January 8th, 2007
Fall Off the Radar
Recently, I had the uncomfortable feeling that fate had forgotten about me. Not that anything was particularly wrong, it’s just that nothing was going…period. Personally and professionally, I was in limbo.
For a human being, these periods of quiet are inevitable and desirable. They allow us to take a break, assess our situation, readjust, and move on. The farmer knows that even a bountiful field must lie fallow periodically in order to regenerate and continue to produce future harvests. Why should it be any different for a person…or a brand?
Though we try to deny it, business is as cyclical as the harvest. Brands rise and fall with the currents of popular culture. One day you’re hot, the next you are decidedly not. Today more than ever, commerce seems a perpetual popularity contest.
As someone who studies the momentum in pop culture in order to keep brands on the grid, the question I am asked most often when we are successful is, “How do we sustain this momentum?” My response: You can’t. So, don’t even try.
Think about the brands out there that have mastered the cycle. They are our perennials. They blossom, dazzle, retract and disappear again and again (granted, some cycles are longer than others): Apple, GE, Nike, and possibly right now, The Gap. How about pop music’s reigning queen, Madonna. No one makes use of the downtime like Madonna.

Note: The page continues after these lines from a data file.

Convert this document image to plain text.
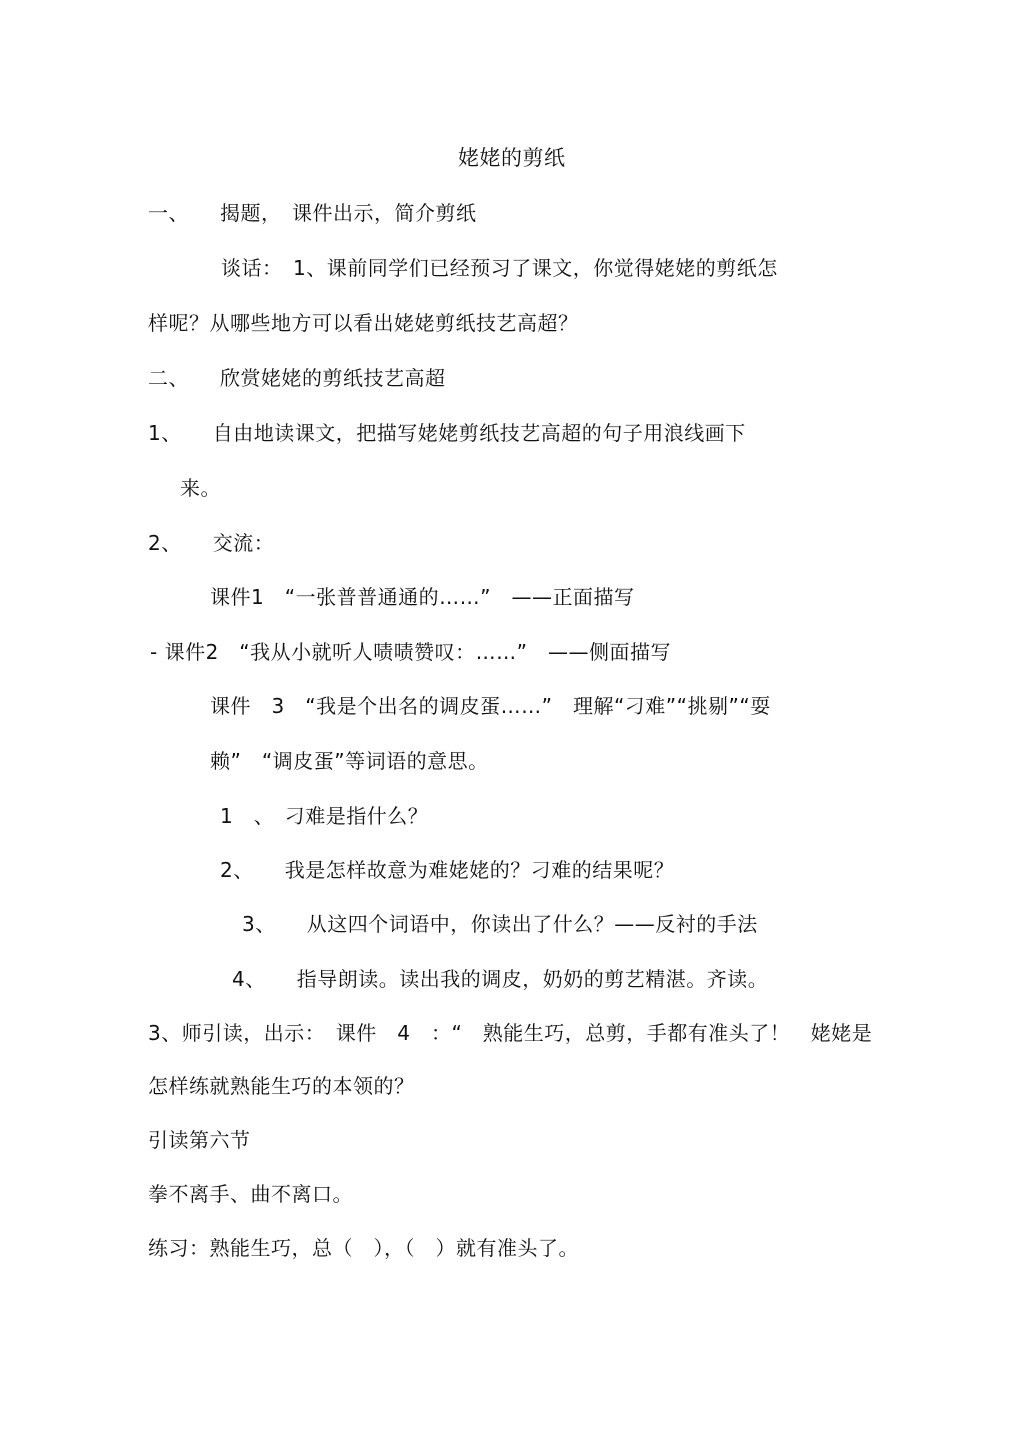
姥姥的剪纸
一、　　揭题，　课件出示，简介剪纸
谈话：　1、课前同学们已经预习了课文，你觉得姥姥的剪纸怎
样呢？从哪些地方可以看出姥姥剪纸技艺高超？
二、　　欣赏姥姥的剪纸技艺高超
1、　　自由地读课文，把描写姥姥剪纸技艺高超的句子用浪线画下
来。
2、　　交流：
课件1　“一张普普通通的……”　——正面描写
- 课件2　“我从小就听人啧啧赞叹：……”　——侧面描写
课件　3　“我是个出名的调皮蛋……”　理解“刁难”“挑剔”“耍
赖”　“调皮蛋”等词语的意思。
1　、　刁难是指什么？
2、　　我是怎样故意为难姥姥的？刁难的结果呢？
3、　　从这四个词语中，你读出了什么？——反衬的手法
4、　　指导朗读。读出我的调皮，奶奶的剪艺精湛。齐读。
3、师引读，出示：　课件　4　：“　熟能生巧，总剪，手都有准头了！　姥姥是
怎样练就熟能生巧的本领的？
引读第六节
拳不离手、曲不离口。
练习：熟能生巧，总（　），（　）就有准头了。
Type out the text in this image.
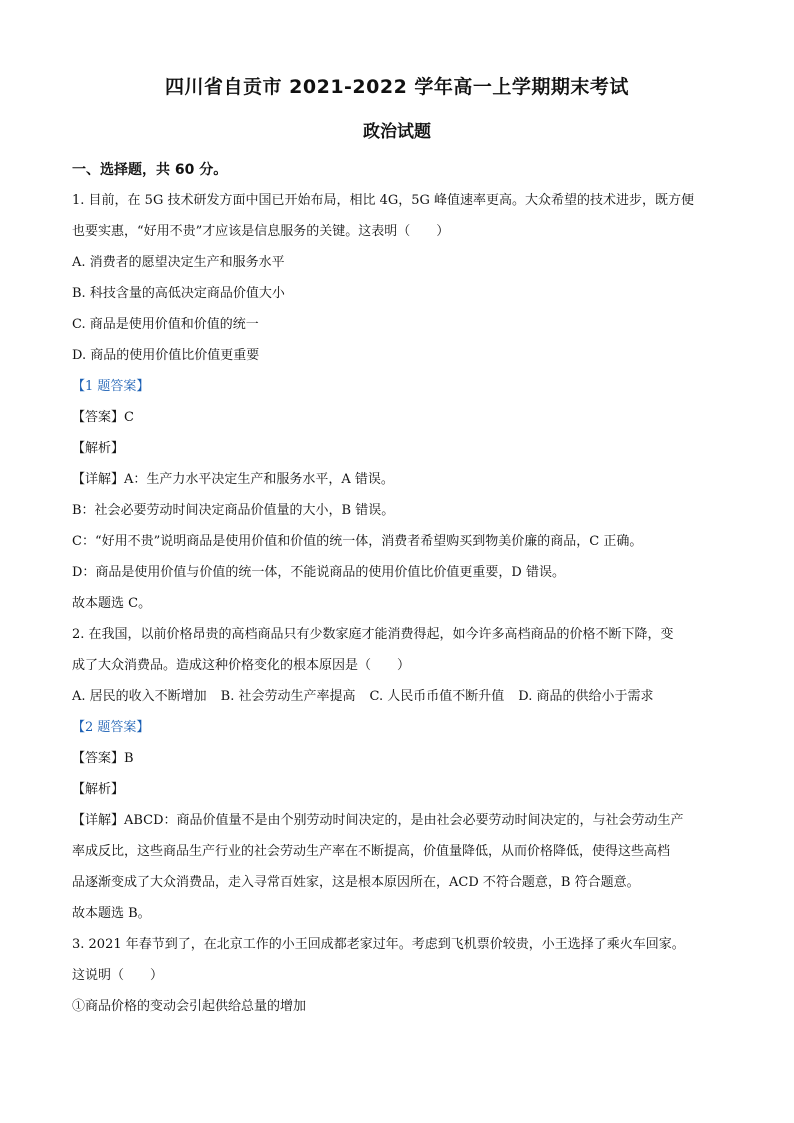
四川省自贡市 2021-2022 学年高一上学期期末考试
政治试题
一、选择题，共 60 分。
1. 目前，在 5G 技术研发方面中国已开始布局，相比 4G，5G 峰值速率更高。大众希望的技术进步，既方便
也要实惠，“好用不贵”才应该是信息服务的关键。这表明（　　）
A. 消费者的愿望决定生产和服务水平
B. 科技含量的高低决定商品价值大小
C. 商品是使用价值和价值的统一
D. 商品的使用价值比价值更重要
【1 题答案】
【答案】C
【解析】
【详解】A：生产力水平决定生产和服务水平，A 错误。
B：社会必要劳动时间决定商品价值量的大小，B 错误。
C：“好用不贵”说明商品是使用价值和价值的统一体，消费者希望购买到物美价廉的商品，C 正确。
D：商品是使用价值与价值的统一体，不能说商品的使用价值比价值更重要，D 错误。
故本题选 C。
2. 在我国，以前价格昂贵的高档商品只有少数家庭才能消费得起，如今许多高档商品的价格不断下降，变
成了大众消费品。造成这种价格变化的根本原因是（　　）
A. 居民的收入不断增加 B. 社会劳动生产率提高 C. 人民币币值不断升值 D. 商品的供给小于需求
【2 题答案】
【答案】B
【解析】
【详解】ABCD：商品价值量不是由个别劳动时间决定的，是由社会必要劳动时间决定的，与社会劳动生产
率成反比，这些商品生产行业的社会劳动生产率在不断提高，价值量降低，从而价格降低，使得这些高档
品逐渐变成了大众消费品，走入寻常百姓家，这是根本原因所在，ACD 不符合题意，B 符合题意。
故本题选 B。
3. 2021 年春节到了，在北京工作的小王回成都老家过年。考虑到飞机票价较贵，小王选择了乘火车回家。
这说明（　　）
①商品价格的变动会引起供给总量的增加
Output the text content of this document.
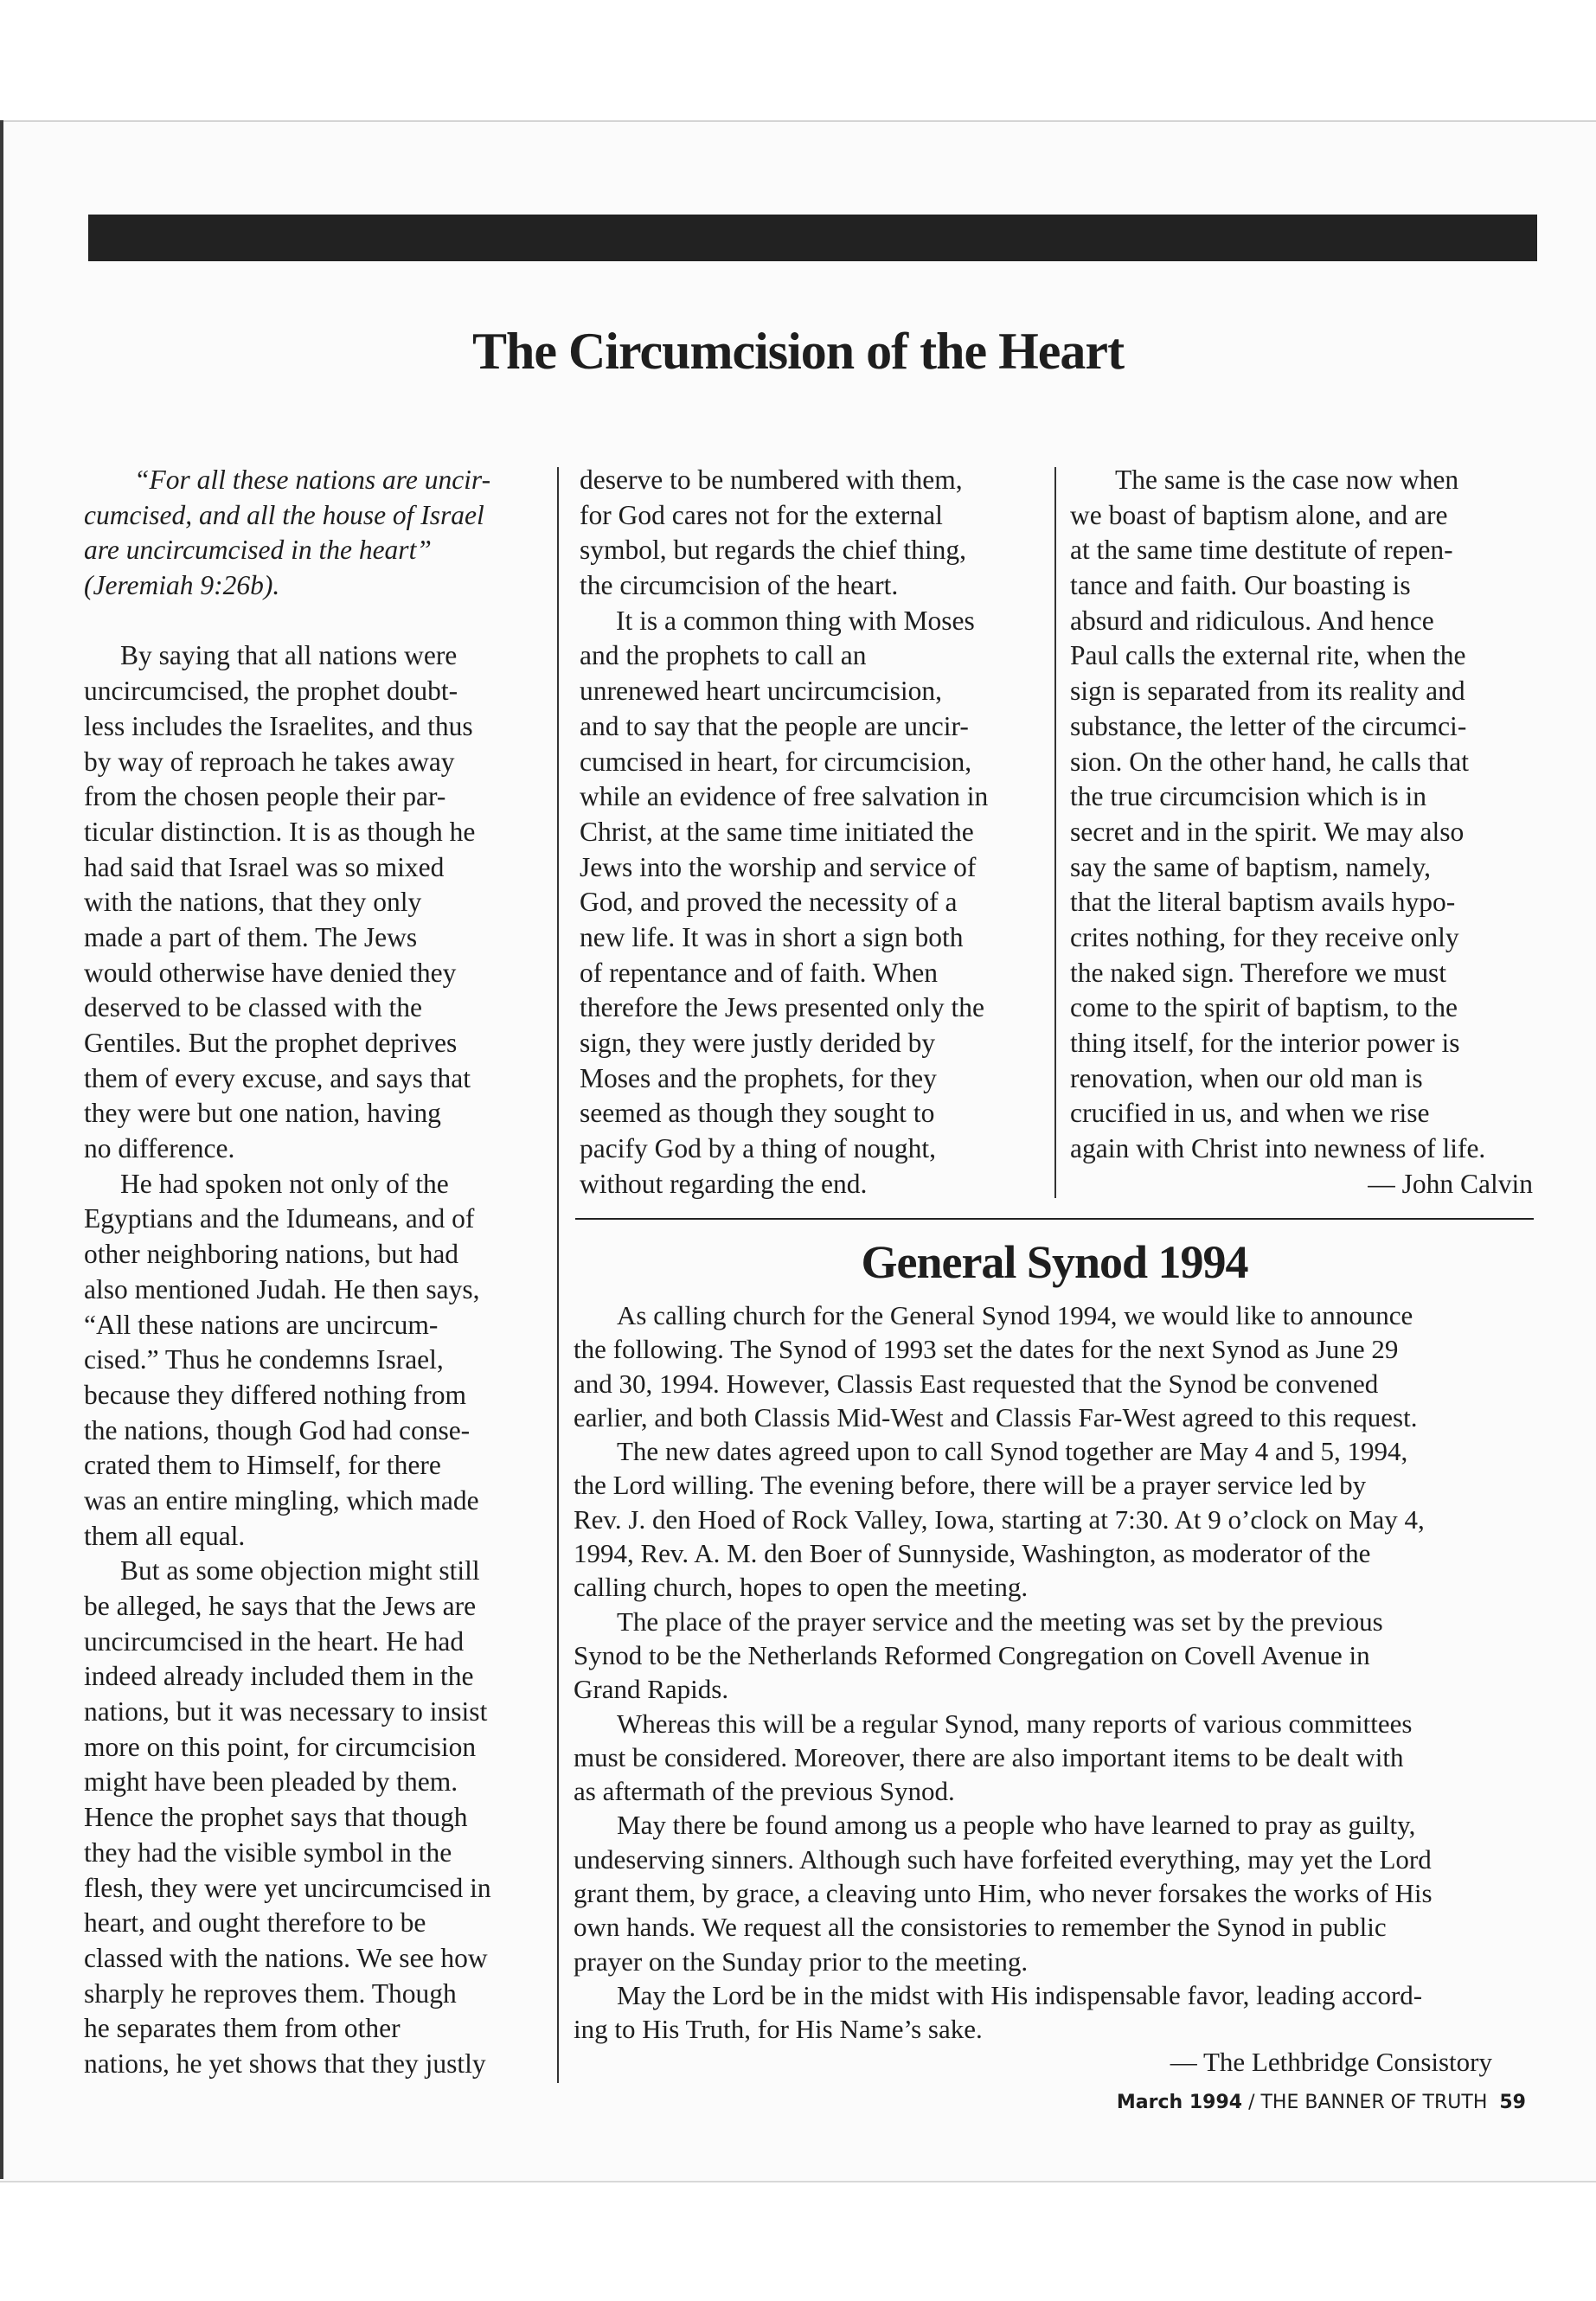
The Circumcision of the Heart
“For all these nations are uncir-
cumcised, and all the house of Israel
are uncircumcised in the heart”
(Jeremiah 9:26b).
By saying that all nations were
uncircumcised, the prophet doubt-
less includes the Israelites, and thus
by way of reproach he takes away
from the chosen people their par-
ticular distinction. It is as though he
had said that Israel was so mixed
with the nations, that they only
made a part of them. The Jews
would otherwise have denied they
deserved to be classed with the
Gentiles. But the prophet deprives
them of every excuse, and says that
they were but one nation, having
no difference.
He had spoken not only of the
Egyptians and the Idumeans, and of
other neighboring nations, but had
also mentioned Judah. He then says,
“All these nations are uncircum-
cised.” Thus he condemns Israel,
because they differed nothing from
the nations, though God had conse-
crated them to Himself, for there
was an entire mingling, which made
them all equal.
But as some objection might still
be alleged, he says that the Jews are
uncircumcised in the heart. He had
indeed already included them in the
nations, but it was necessary to insist
more on this point, for circumcision
might have been pleaded by them.
Hence the prophet says that though
they had the visible symbol in the
flesh, they were yet uncircumcised in
heart, and ought therefore to be
classed with the nations. We see how
sharply he reproves them. Though
he separates them from other
nations, he yet shows that they justly
deserve to be numbered with them,
for God cares not for the external
symbol, but regards the chief thing,
the circumcision of the heart.
It is a common thing with Moses
and the prophets to call an
unrenewed heart uncircumcision,
and to say that the people are uncir-
cumcised in heart, for circumcision,
while an evidence of free salvation in
Christ, at the same time initiated the
Jews into the worship and service of
God, and proved the necessity of a
new life. It was in short a sign both
of repentance and of faith. When
therefore the Jews presented only the
sign, they were justly derided by
Moses and the prophets, for they
seemed as though they sought to
pacify God by a thing of nought,
without regarding the end.
The same is the case now when
we boast of baptism alone, and are
at the same time destitute of repen-
tance and faith. Our boasting is
absurd and ridiculous. And hence
Paul calls the external rite, when the
sign is separated from its reality and
substance, the letter of the circumci-
sion. On the other hand, he calls that
the true circumcision which is in
secret and in the spirit. We may also
say the same of baptism, namely,
that the literal baptism avails hypo-
crites nothing, for they receive only
the naked sign. Therefore we must
come to the spirit of baptism, to the
thing itself, for the interior power is
renovation, when our old man is
crucified in us, and when we rise
again with Christ into newness of life.
— John Calvin
General Synod 1994
As calling church for the General Synod 1994, we would like to announce
the following. The Synod of 1993 set the dates for the next Synod as June 29
and 30, 1994. However, Classis East requested that the Synod be convened
earlier, and both Classis Mid-West and Classis Far-West agreed to this request.
The new dates agreed upon to call Synod together are May 4 and 5, 1994,
the Lord willing. The evening before, there will be a prayer service led by
Rev. J. den Hoed of Rock Valley, Iowa, starting at 7:30. At 9 o’clock on May 4,
1994, Rev. A. M. den Boer of Sunnyside, Washington, as moderator of the
calling church, hopes to open the meeting.
The place of the prayer service and the meeting was set by the previous
Synod to be the Netherlands Reformed Congregation on Covell Avenue in
Grand Rapids.
Whereas this will be a regular Synod, many reports of various committees
must be considered. Moreover, there are also important items to be dealt with
as aftermath of the previous Synod.
May there be found among us a people who have learned to pray as guilty,
undeserving sinners. Although such have forfeited everything, may yet the Lord
grant them, by grace, a cleaving unto Him, who never forsakes the works of His
own hands. We request all the consistories to remember the Synod in public
prayer on the Sunday prior to the meeting.
May the Lord be in the midst with His indispensable favor, leading accord-
ing to His Truth, for His Name’s sake.
— The Lethbridge Consistory
March 1994 / THE BANNER OF TRUTH 59
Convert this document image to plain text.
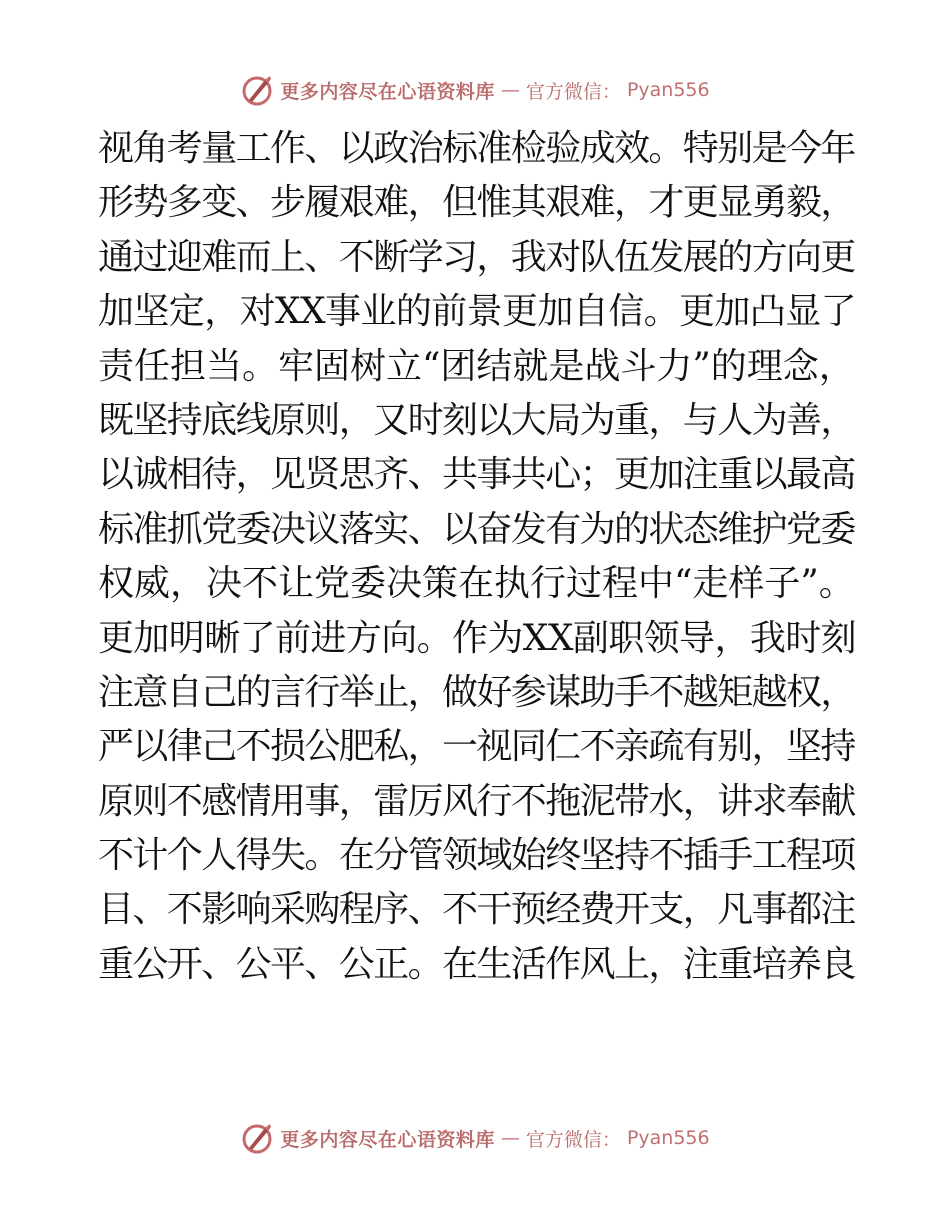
更多内容尽在心语资料库 — 官方微信： Pyan556
视角考量工作、以政治标准检验成效。特别是今年
形势多变、步履艰难，但惟其艰难，才更显勇毅，
通过迎难而上、不断学习，我对队伍发展的方向更
加坚定，对XX事业的前景更加自信。更加凸显了
责任担当。牢固树立“团结就是战斗力”的理念，
既坚持底线原则，又时刻以大局为重，与人为善，
以诚相待，见贤思齐、共事共心；更加注重以最高
标准抓党委决议落实、以奋发有为的状态维护党委
权威，决不让党委决策在执行过程中“走样子”。
更加明晰了前进方向。作为XX副职领导，我时刻
注意自己的言行举止，做好参谋助手不越矩越权，
严以律己不损公肥私，一视同仁不亲疏有别，坚持
原则不感情用事，雷厉风行不拖泥带水，讲求奉献
不计个人得失。在分管领域始终坚持不插手工程项
目、不影响采购程序、不干预经费开支，凡事都注
重公开、公平、公正。在生活作风上，注重培养良
更多内容尽在心语资料库 — 官方微信： Pyan556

Brands need time to lie fallow, too. It’s part of the natural cycle of things that consumers should fall in love with you, out of love with you, and back in love with you, again and again. The trick is not to be obsessed with your brand’s popularity (which can be blinding), but to be obsessed with having an accurate idea of where your brand’s momentum is headed at any given time (which can be painful and biting). Is it rising or falling? The sooner you are aware that a fallow period is on the way, the more effectively you can embrace it. Switch your energy and efforts from an external to an internal focus. Use the time to retool your offering, business, culture, whatever it is that will make for a fertile harvest when you decide to plant your next seed.
Don’t be afraid to fall off the grid. It can be liberating. It’s like my friend, Sarah, said at the height of the Paris Hilton craze of 2005, “I just want to miss her. Can she please go away for ten minutes so we can all miss her a little bit?” Downtime is a gift. Relish it. It might do you some good to be missed a little bit, too.